KYIV — The head of Russia’s Wagner mercenary group said on Wednesday his forces had taken full control of the eastern part of the Ukrainian city of Bakhmut, scene of one of the bloodiest battles of the year-long war.
If the claim is true, it would mean Russian forces control nearly half the city in their costly push to secure their first big victory in several months.
Ukrainian defenders remained defiant, however. Last week they appeared to be preparing for a tactical retreat from Bakhmut, but military and political leaders are now speaking of hanging on to positions and inflicting as many casualties as possible on the Russian assault force.
Wagner head Yevgeny Prigozhin said his fighters, who have been spearheading the Russian campaign to seize Bakhmut, had now captured the city’s east.
“Everything east of the Bakhmutka River is completely under the control of Wagner,” Prigozhin said on Telegram.
The river bisects Bakhmut city, which sits on the edge of a swathe of Donetsk region that is already largely under Russian occupation.
Prigozhin has issued premature success claims before and Reuters was not able to verify his latest one.
Ukrainian military statements said earlier there may be “conditions” in Bakhmut for a Ukrainian offensive.
“The main task of our troops in Bakhmut is to grind the enemy’s fighting capability, to bleed their combat potential,” Serhiy Cherevatyi, a spokesperson for Ukraine’s eastern military command, told public television on Tuesday.
The General Staff of the Ukraine’s Armed Forces said in its Wednesday morning report: “The enemy, despite significant losses, … continues to storm the town of Bakhmut.”
Litany of devastated cities
Russia, which claims to have annexed nearly 20% of Ukraine’s territory, has made progress in recent weeks around Bakhmut, but its winter offensive has yielded no significant gains in assaults further north and south.
It says that taking Bakhmut would be a step towards seizing the industrial Donbas region, made up of Donetsk and Luhansk provinces. Western analysts say Bakhmut has little strategic value.
But Kyiv says the losses suffered by Russia there could determine the future course of the war, with decisive battles expected later this year when the weather is better and Ukraine receives more military aid, including heavy battle tanks.
The months of warfare there have been among the deadliest and most destructive since Russia invaded in February last year, adding Bakhmut’s name to a list of devastated cities such as Mariupol, Sievierodonetsk and Lysychansk.

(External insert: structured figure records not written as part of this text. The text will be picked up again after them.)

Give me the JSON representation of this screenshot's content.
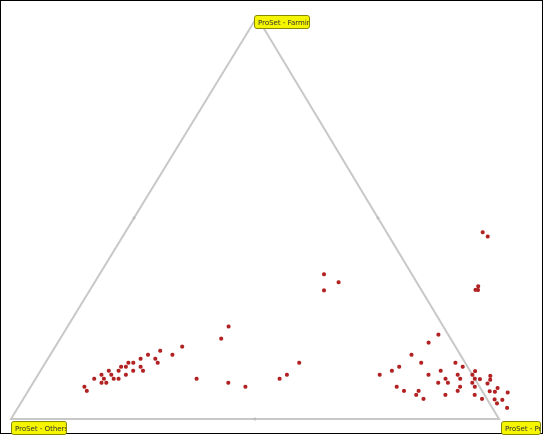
{
  "chart_data": {
    "type": "scatter",
    "subtype": "ternary",
    "axes": {
      "top": "ProSet - Farming",
      "left": "ProSet - Others",
      "right": "ProSet - Pred"
    },
    "colors": {
      "point": "#b22222",
      "frame": "#c8c8c8",
      "label_bg": "#f5f500"
    },
    "grid": false,
    "points": [
      [
        0.87,
        0.52
      ],
      [
        0.87,
        0.53
      ],
      [
        0.58,
        0.66
      ],
      [
        0.56,
        0.67
      ],
      [
        0.55,
        0.67
      ],
      [
        0.36,
        0.46
      ],
      [
        0.32,
        0.48
      ],
      [
        0.34,
        0.5
      ],
      [
        0.23,
        0.33
      ],
      [
        0.2,
        0.33
      ],
      [
        0.1,
        0.12
      ],
      [
        0.09,
        0.14
      ],
      [
        0.09,
        0.15
      ],
      [
        0.1,
        0.14
      ],
      [
        0.1,
        0.17
      ],
      [
        0.11,
        0.15
      ],
      [
        0.11,
        0.18
      ],
      [
        0.12,
        0.16
      ],
      [
        0.12,
        0.19
      ],
      [
        0.12,
        0.21
      ],
      [
        0.13,
        0.16
      ],
      [
        0.13,
        0.2
      ],
      [
        0.14,
        0.18
      ],
      [
        0.14,
        0.23
      ],
      [
        0.15,
        0.19
      ],
      [
        0.15,
        0.22
      ],
      [
        0.16,
        0.25
      ],
      [
        0.16,
        0.2
      ],
      [
        0.17,
        0.22
      ],
      [
        0.11,
        0.13
      ],
      [
        0.12,
        0.14
      ],
      [
        0.08,
        0.11
      ],
      [
        0.07,
        0.12
      ],
      [
        0.13,
        0.17
      ],
      [
        0.18,
        0.26
      ],
      [
        0.14,
        0.17
      ],
      [
        0.1,
        0.16
      ],
      [
        0.1,
        0.33
      ],
      [
        0.09,
        0.4
      ],
      [
        0.08,
        0.44
      ],
      [
        0.14,
        0.52
      ],
      [
        0.11,
        0.51
      ],
      [
        0.1,
        0.5
      ],
      [
        0.12,
        0.72
      ],
      [
        0.13,
        0.73
      ],
      [
        0.11,
        0.7
      ],
      [
        0.19,
        0.76
      ],
      [
        0.21,
        0.77
      ],
      [
        0.16,
        0.74
      ],
      [
        0.07,
        0.77
      ],
      [
        0.08,
        0.75
      ],
      [
        0.14,
        0.77
      ],
      [
        0.12,
        0.82
      ],
      [
        0.11,
        0.8
      ],
      [
        0.1,
        0.84
      ],
      [
        0.09,
        0.83
      ],
      [
        0.09,
        0.85
      ],
      [
        0.1,
        0.87
      ],
      [
        0.11,
        0.89
      ],
      [
        0.12,
        0.9
      ],
      [
        0.1,
        0.9
      ],
      [
        0.08,
        0.88
      ],
      [
        0.09,
        0.9
      ],
      [
        0.11,
        0.86
      ],
      [
        0.13,
        0.86
      ],
      [
        0.14,
        0.88
      ],
      [
        0.15,
        0.92
      ],
      [
        0.16,
        0.9
      ],
      [
        0.13,
        0.91
      ],
      [
        0.17,
        0.93
      ],
      [
        0.18,
        0.89
      ],
      [
        0.14,
        0.84
      ],
      [
        0.12,
        0.93
      ],
      [
        0.1,
        0.93
      ],
      [
        0.08,
        0.91
      ],
      [
        0.07,
        0.88
      ],
      [
        0.06,
        0.86
      ],
      [
        0.05,
        0.82
      ],
      [
        0.06,
        0.8
      ],
      [
        0.07,
        0.8
      ],
      [
        0.06,
        0.92
      ],
      [
        0.05,
        0.94
      ],
      [
        0.07,
        0.96
      ],
      [
        0.09,
        0.97
      ],
      [
        0.11,
        0.95
      ],
      [
        0.08,
        0.95
      ]
    ]
  }
}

A Ukrainian military drone showed the scale of destruction in Bakhmut, filming apartment blocks on fire and smoke billowing from residential areas.
Iryna Vereshchuk, a deputy Ukrainian premier, said fewer than 4,000 civilians – including 38 children – out of a pre-war population of some 70,000 remained in the city, which is now largely in ruins after months of bombardment.
“The situation in the city is difficult. The enemy actively storms our positions, however they don’t have any success and suffer colossal losses,” a Ukrainian border guard said in a video released by the State Border Service.
“Probably out of spite, they tried to blow up two bridges. But we still receive everything that we need. The city stands, because Bakhmut was, is, and will be Ukraine. We’ll stay in touch.”
The Ukrainian General Staff also said Russian forces made more than 30 unsuccessful attacks over the past day near Orikhovo-Vasylivka alone, 20 km (12 miles) northwest of Bakhmut. They shelled the areas around 10 settlements along the Bakhmut section of the front line, it said.
Pipeline explosions
In other developments, the New York Times reported that intelligence reviewed by U.S. officials indicated that a pro-Ukrainian group was behind last year’s attacks on the Nord Stream natural gas pipelines. There was no evidence of the Kyiv government’s involvement, it said.
The undersea explosions on the pipelines between Russia and Germany occurred in the exclusive economic zones of Sweden and Denmark in the Baltic Sea. Both countries have concluded the blasts were deliberate but have not said who might be responsible.
Tuesday’s New York Times report cited U.S. officials as saying there was no evidence that President Volodymyr Zelenskiy or his top aides were involved or that the perpetrators were acting at the behest of any Ukrainian government officials.
The United States and NATO have called the Sept. 26 attacks “an act of sabotage”, while Russia has blamed the West and called for an independent probe. Neither has provided evidence.
Kremlin spokesman Dmitry Peskov said the reports on the attacks were an effort to divert attention.